But inside their carriages, the trains offered civilizing comforts.
The plush green seats and mahogany panelling of the passenger cars, the rattle of crested china and silver-plated cutlery in the dining compartments, and the excitement of sleeping in the swaying Pullmans while the panorama of nature unfolded through the window: all these turned train travel into a memorable experience. (You always remember a train ride; you try to forget a flight.) The conductors, in their navy-blue uniforms with service bars, had the bearing and authority of ship captains. The big-city stations were not just functional depots but urban palaces of granite and fieldstone, as prominent as cathedrals and evoking the same sense of possibility and awe. Winnipeg’s Union Station, built in 1911, was the most beautiful of them all.
The unsophisticated steam train of the late 1880s physically and legally united this country, and its memory lingers still, symbolizing the open spaces it conquered and the simpler, less stressful times it represented. Although the last Canadian steam locomotive on a scheduled run pulled out of Winnipeg in the winter of 1960, passenger trains—the old-fashioned kind—remained an essential touchstone for succeeding generations of Canadians. Puffing their iron hearts out beyond the horizon, somewhere, in AÍ Purdy’s celebrated phrase, “north of summer,” these trains became the country’s dominant metaphor. While First Nations orators circumscribed their dreams by how long the rivers shall run, for Canadians of a certain vintage, the country seemed secure only as long as the trains ran—even if they never used them and even if they seldom ran on time. The railways were a silver cord that threaded its way through the farmland of the St. Lawrence, through the measureless plains and across the continental divide. Every small-town rail station was a link in a tangible chain that stretched a mari usque ad mare—from sea to (shining) sea. Because it gave form to a national dream; because a farm boy in Alberta could touch a rail and feel connected with the port of Montreal; because it was unbroken steel, no one could imagine how fragile this link would become.

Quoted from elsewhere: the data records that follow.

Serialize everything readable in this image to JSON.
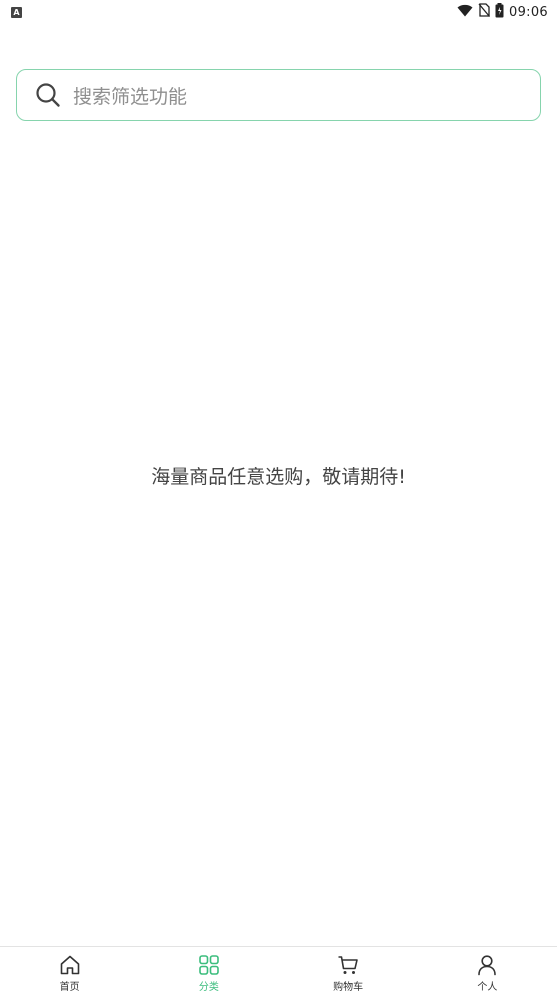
{
  "status_bar": {
    "left_badge": "A",
    "time": "09:06",
    "icons": [
      "wifi-icon",
      "no-sim-icon",
      "battery-icon"
    ]
  },
  "search": {
    "placeholder": "搜索筛选功能",
    "icon": "search-icon"
  },
  "main": {
    "message": "海量商品任意选购，敬请期待!"
  },
  "bottom_nav": {
    "items": [
      {
        "label": "首页",
        "icon": "home-icon",
        "active": false
      },
      {
        "label": "分类",
        "icon": "grid-icon",
        "active": true
      },
      {
        "label": "购物车",
        "icon": "cart-icon",
        "active": false
      },
      {
        "label": "个人",
        "icon": "person-icon",
        "active": false
      }
    ]
  },
  "colors": {
    "accent": "#3bbd7d",
    "search_border": "#86d4ad",
    "text_primary": "#444444",
    "placeholder": "#8f8f8f"
  }
}
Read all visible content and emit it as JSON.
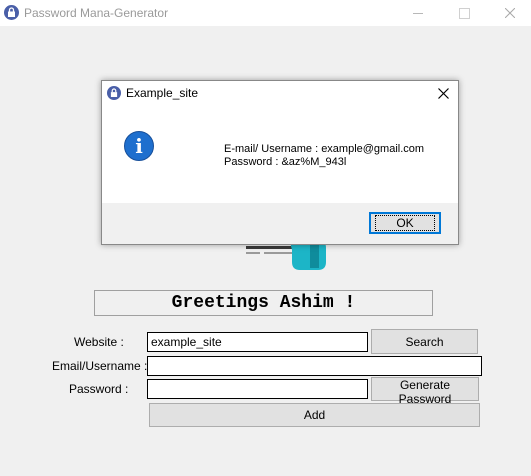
{
  "window": {
    "title": "Password Mana-Generator",
    "icon": "lock-icon"
  },
  "greeting": "Greetings Ashim !",
  "form": {
    "website_label": "Website :",
    "website_value": "example_site",
    "email_label": "Email/Username :",
    "email_value": "",
    "password_label": "Password :",
    "password_value": "",
    "search_label": "Search",
    "generate_label": "Generate Password",
    "add_label": "Add"
  },
  "dialog": {
    "title": "Example_site",
    "icon": "info-icon",
    "line1": "E-mail/ Username : example@gmail.com",
    "line2": "Password : &az%M_943l",
    "ok_label": "OK"
  },
  "colors": {
    "accent": "#0078d7",
    "info_blue": "#1e6fce",
    "logo_teal": "#1cb5c7"
  }
}
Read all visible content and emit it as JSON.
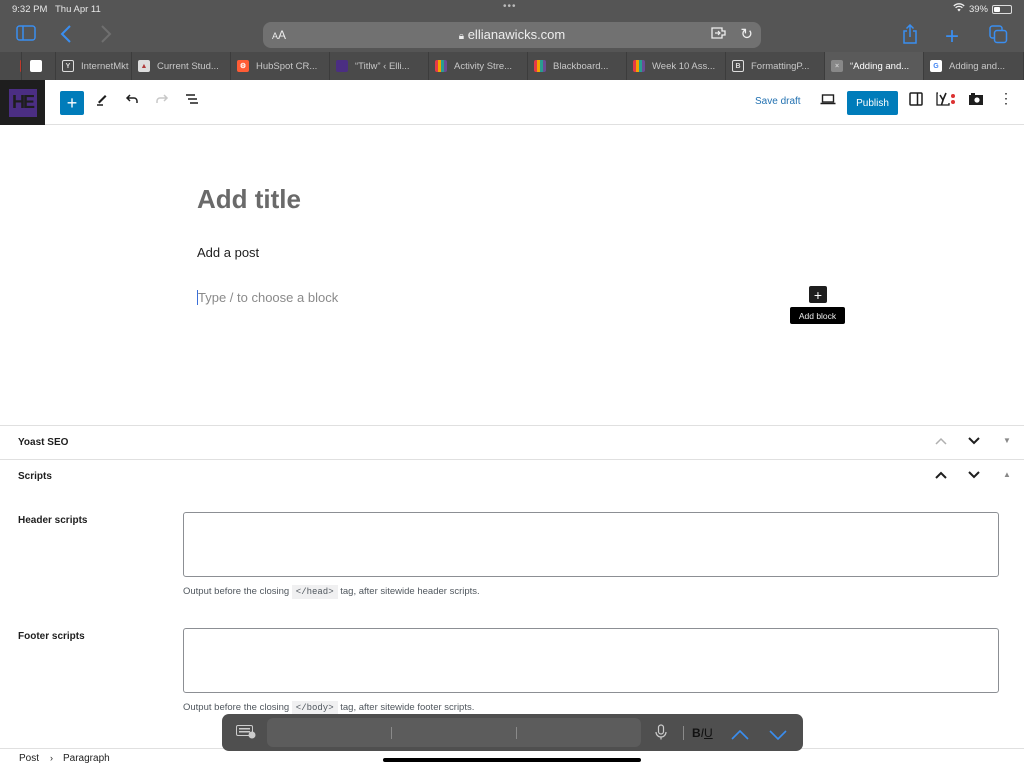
{
  "status_bar": {
    "time": "9:32 PM",
    "date": "Thu Apr 11",
    "battery_percent": "39%",
    "battery_level": 0.39
  },
  "browser": {
    "text_size_label": "AA",
    "url": "ellianawicks.com",
    "tabs": [
      {
        "label": "",
        "icon": "pinned-red-icon",
        "color": "#c0392b"
      },
      {
        "label": "",
        "icon": "page-icon",
        "color": "#ffffff"
      },
      {
        "label": "InternetMkt",
        "icon": "y-icon",
        "color": "#dddddd"
      },
      {
        "label": "Current Stud...",
        "icon": "school-icon",
        "color": "#b03a3a"
      },
      {
        "label": "HubSpot CR...",
        "icon": "hubspot-icon",
        "color": "#ff5c35"
      },
      {
        "label": "“Titlw” ‹ Elli...",
        "icon": "site-icon",
        "color": "#4b2e83"
      },
      {
        "label": "Activity Stre...",
        "icon": "bar-chart-icon",
        "color": "#e8a317"
      },
      {
        "label": "Blackboard...",
        "icon": "bar-chart-icon",
        "color": "#e8a317"
      },
      {
        "label": "Week 10 Ass...",
        "icon": "bar-chart-icon",
        "color": "#e8a317"
      },
      {
        "label": "FormattingP...",
        "icon": "b-icon",
        "color": "#dddddd"
      },
      {
        "label": "“Adding and...",
        "icon": "close-tab-icon",
        "color": "#888888",
        "active": true
      },
      {
        "label": "Adding and...",
        "icon": "google-icon",
        "color": "#4285f4"
      }
    ]
  },
  "wp_header": {
    "logo_text": "HE",
    "save_draft": "Save draft",
    "publish": "Publish"
  },
  "editor": {
    "title_placeholder": "Add title",
    "paragraph": "Add a post",
    "block_placeholder": "Type / to choose a block",
    "add_block_tooltip": "Add block",
    "add_block_symbol": "+"
  },
  "metaboxes": {
    "yoast": {
      "title": "Yoast SEO"
    },
    "scripts": {
      "title": "Scripts",
      "header_label": "Header scripts",
      "header_value": "",
      "header_help_pre": "Output before the closing ",
      "header_help_code": "</head>",
      "header_help_post": " tag, after sitewide header scripts.",
      "footer_label": "Footer scripts",
      "footer_value": "",
      "footer_help_pre": "Output before the closing ",
      "footer_help_code": "</body>",
      "footer_help_post": " tag, after sitewide footer scripts."
    }
  },
  "breadcrumbs": {
    "root": "Post",
    "separator": "›",
    "current": "Paragraph"
  },
  "keyboard_bar": {
    "format_label": "BIU"
  }
}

Of my many train journeys, I remember most fondly the whistlestop tours during John Diefenbaker’s election campaigns of 1963 and 1965. The politician from Prince Albert, Sask., had been elected in 1958 with the largest mandate until then granted any Canadian prime minister. By the early 1960s, he had exhausted the patience of just about every member of every elite in the country. An ardent populist with the countenance and speaking style of an Old Testament prophet, his words sprang instinctively from him as he indulged in dreams and slogans that had only the vaguest connection
with contemporary reality. As it became obvious that he was incapable of managing the daily business of government, he lost the trust and support of nearly everyone except small-town Canadians.
In the face of near-universal rejection,
Diefenbaker retreated into a shell of his own. At the time, I wrote that like most self-made men, he began to worship his creator. By the mid-1960s, his most ardent disciples realized that he was a politician in the bleak evening of his career, to be used strictly for his symbolic value—just like the trains from which he insisted on campaigning.
During the first of those campaigns, on the run between Winnipeg and Saskatoon, his chartered train was supposed to stop only at Melville, Watrous and Semans, where local Tory organizers had promised to produce sizable crowds. But that timetable had to be scrapped when word of his tour got out and people began to gather at nearly every whistlestop. I remember watching the inhabitants of those flat, sad little towns turn out by the hundreds in the March chill to pay deference to their champion. He strode the station platforms, shaking hands and patting backs, a scramble of yelping dogs and children following his every move. He told a cluster of adoring supporters at Duck Lake, Sask.: ‘They say I’ve made mistakes, you know. But they’ve been mistakes of the heart. The last time I flew over the people. This time I’m down on the ground with you. I’m not asking for support of the powerful, the strong and the mighty—but of the average Canadian, the group to which I belong.” Diefenbaker lost office in the election that followed, but almost all of the ridings he had visited by train held fast.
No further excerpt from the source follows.